Jessie L. Bonner | Hagadone News Network | UPDATED 14 years, 11 months AGO
by Jessie L. Bonner
| July 14, 2010 9:00 PM

BOISE - Idaho ended its fiscal year about $8 million in the hole, a shortfall that could have been much worse had state lawmakers not made the cuts they did during the 2010 session, Gov. Butch Otter said.

After dipping into permanent building funds, Otter and the state controller's office closed the books on the most recent fiscal year Tuesday with a zero balance. The fiscal year ended June 30, but balancing and certifying the state's final budget numbers and accounts took several weeks.

The state was facing a $16.5 million budget hole after finishing the year with about $2.63 billion in revenue. But state agencies halved that hole by returning money they had been given for the year but didn't spend.

Otter then dipped into permanent building funds set aside by state lawmakers to plug the remaining $8.26 million deficit.

"I can tell you that the 8.26 million-dollar figure could have been a whole lot more if we hadn't gone out to the state agencies earlier and said: 'If you don't absolutely have to spend the money, don't spend it,"' Otter said.

Idaho is unique, compared with other states, in having enough funds to transfer and cover the shortfall so the books were closed with a zero balance, said chief deputy state controller Dan Goicoechea.

"All of us can thank God that we live in Idaho," Goicoechea said. "There is a balanced budget."

The governor praised legislative leadership for holding the line and making sure that "when we did balance the budget, we did not do harm to the potential of our economic recovery, because we did that without raising taxes."

Sen. Shawn Keough, a North Idaho Republican on the Legislature's budget committee, echoed the governor's message that the shortfall could have been worse had lawmakers not taken the steps they did during the 2010 session.

The cuts included an education budget that spends about $128 million less on K-12 public schools next year and, according to lawmakers, slashes total spending on public education for the first time in Idaho history.

"The Legislature and the governor took a lot of criticism for their, what is now seen to be prudent, approach to budgeting," Keough said.

The state has cleared the most recent fiscal year and appears to be in recovery mode, with unemployment hopefully bottoming out, the governor said.

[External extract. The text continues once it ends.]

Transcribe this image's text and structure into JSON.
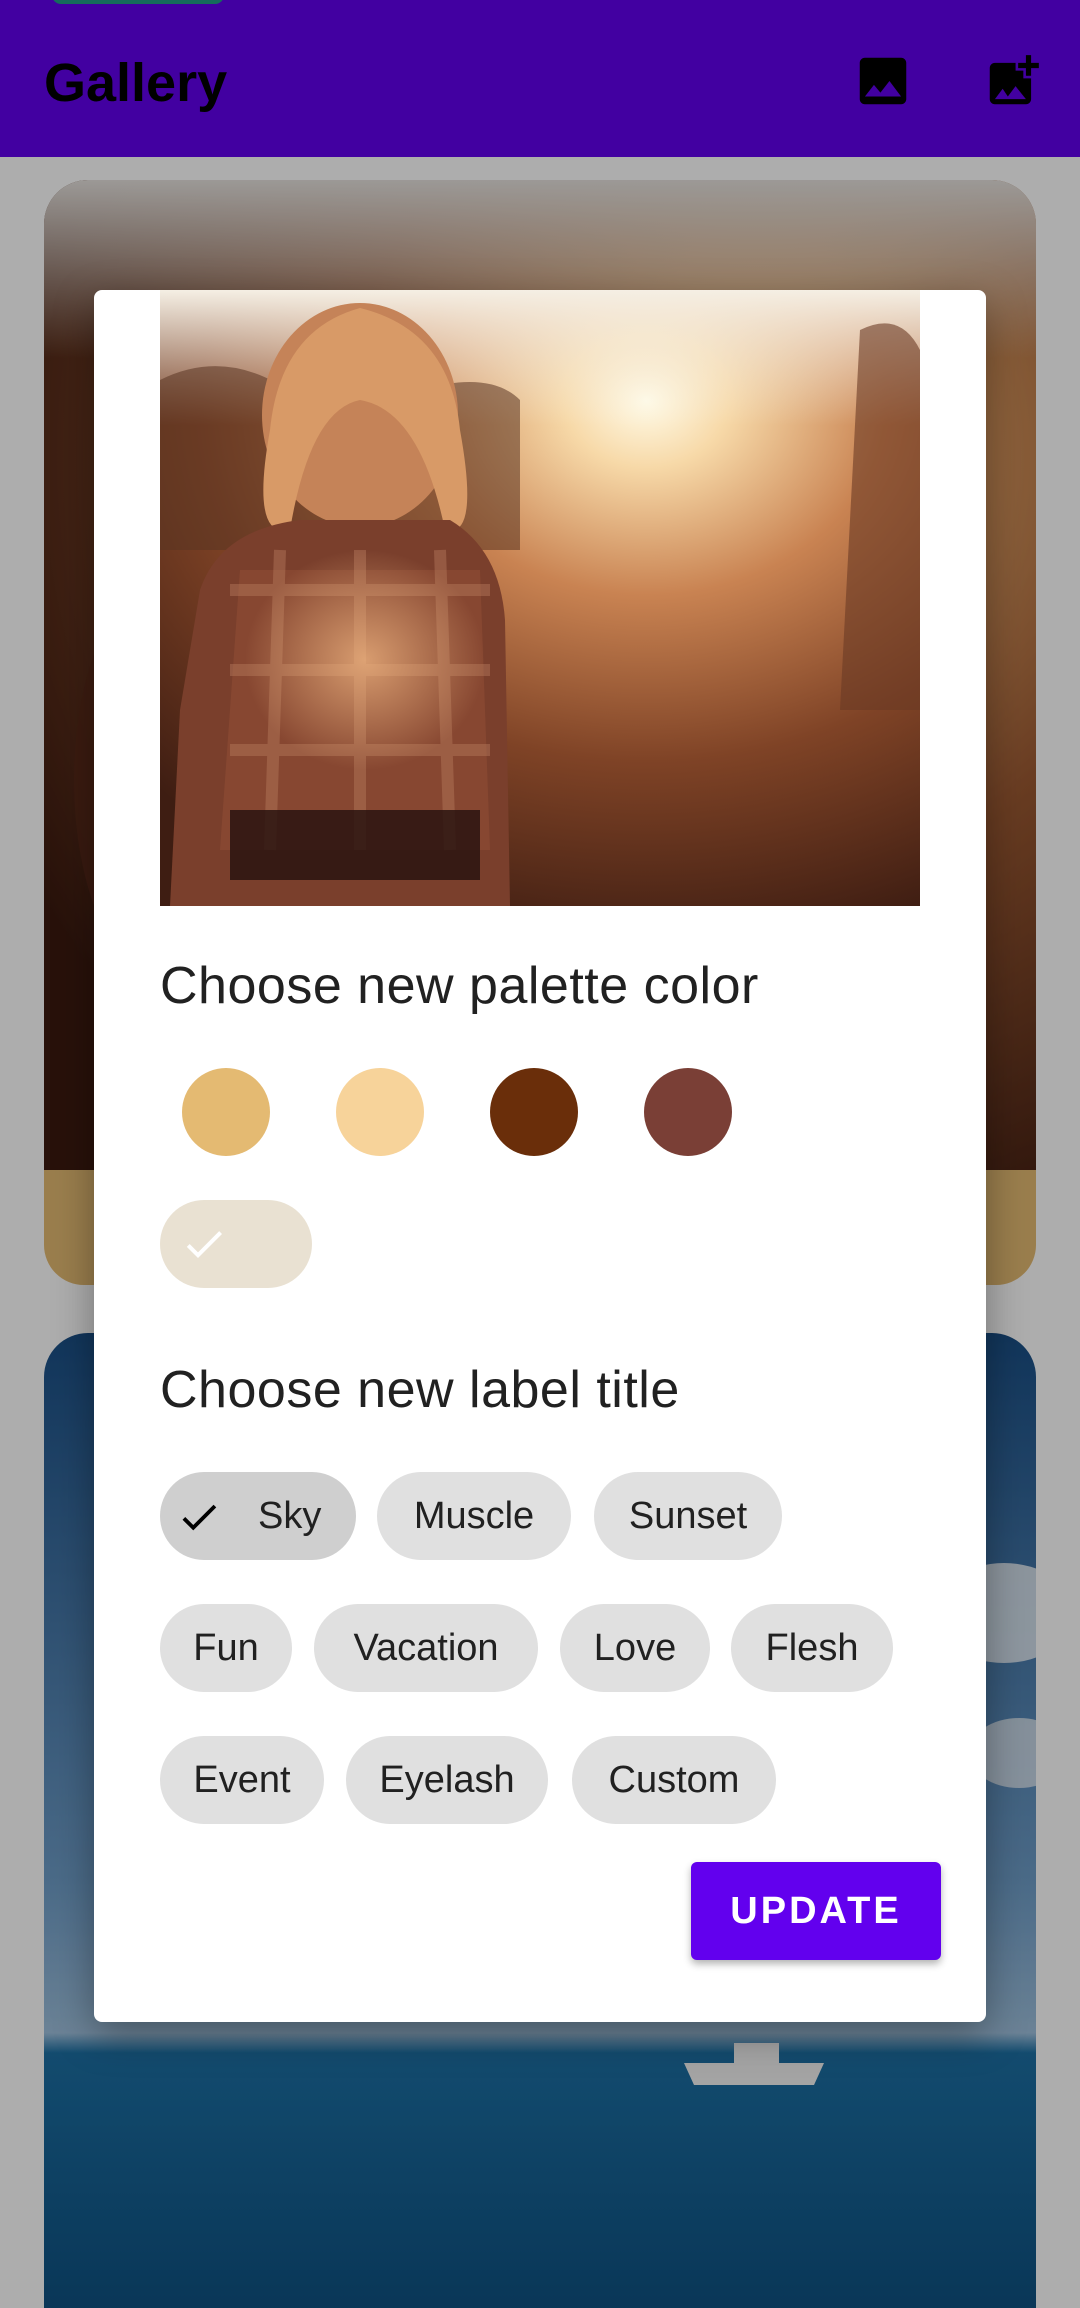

But he also cautioned that was no reason to believe there weren't tough times ahead.

Otter, asked whether he was considering finding new revenues or would support tax increases next year should the economy worsen, said he would look to Idaho lawmakers and the state tax commission for direction.

"We've looked for, and continue to look for, all the efficiencies which will lead to more money in the general fund. Obviously the Legislature is going to have an opportunity to look for additional revenues," Otter said.

"I will tell you, once again, that we've got to be very cautious about doing that because as we look at those things, we've got to make sure that we do no harm to the recovery that we've got going forward."